I fully understand this, and am willing to try developing cython code, but keep in mind that the real goal is more to have a widely used library than the most pythonic one (eg the most important thing is the community of users) and having talked to several researchers, they do like C.
> see inline comments:
>
> On Fri, Nov 5, 2010 at 2:02 PM, Maƫl Primet <
mael.primet@gmail.com> wrote:
>
>> Well,
>>
>> perhaps we should talk about this a little more, because there are many
>> aspects:
>> - of course, Cython has a more clean feeling
>> - however, it is still not as efficient as C (for some of the code I
>> published, I tried the Cython version first, then switched to C when I saw
>> that it was too slow)
>>
>
> I suspect this has more to do with how you've written the Cython versus the
> speed of Cython vs C. Cython is *very* fast when properly used.
>
>
>>
> - some older user of the library, less able with python, might still want to
>> develop C code and bind it if there is an easy way to do it
>>
>
> Since our data structure is a numpy array, manipulating that pointer in C
> would take an awful lot of knowledge about NumPy internals.
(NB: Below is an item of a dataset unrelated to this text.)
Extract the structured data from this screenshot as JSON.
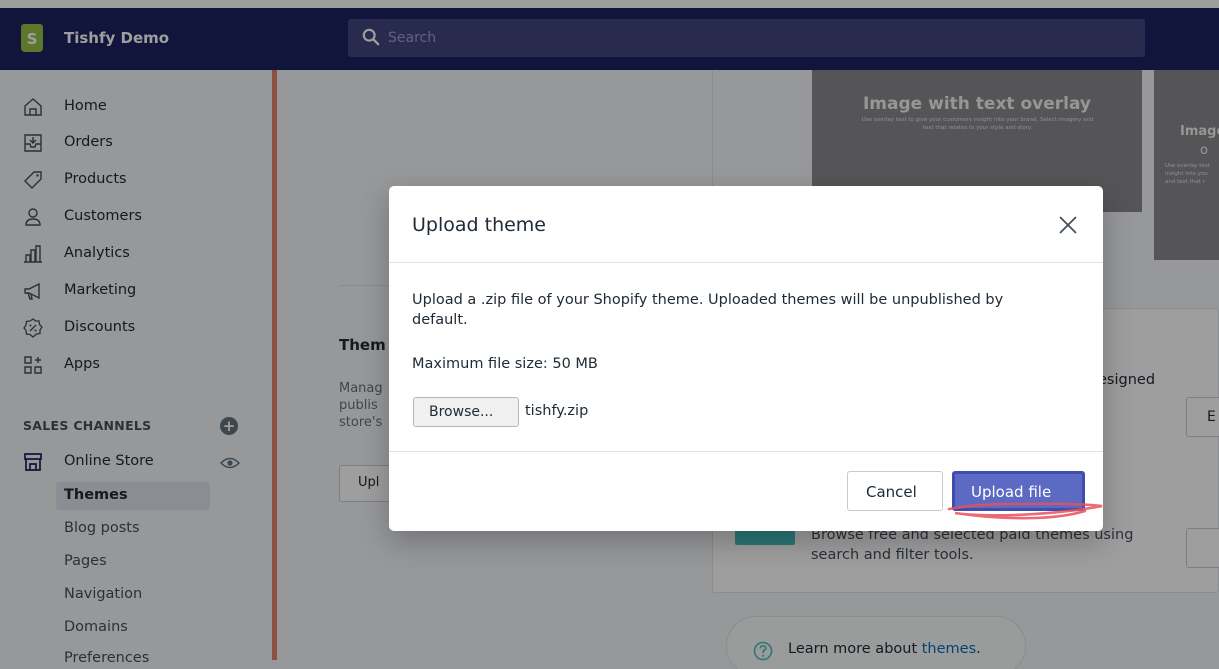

Raising an
> exception even moreso. It would be less effort for said person to just learn
> Cython.
>
>
>> - it is interesting to have some simple C core code, like a function that
>> takes arrays as double * and (w, h) integers, because it enables easy reuse
>> of the core of the algorithm for some other projects (without having to
>> include the whole library) if someone only wants to extract one or two
>> algorithm (this might be interesting when we develop research code and some
>> private company want to use the algorithm )
>>
>>
> There is nothing stopping you from doing that in your own personal library.
> But seeing as how we creating a library for image processing in Python, I
> think we should use the best available tools for Python, thus making things
> most accessible and maintainable to our target audience.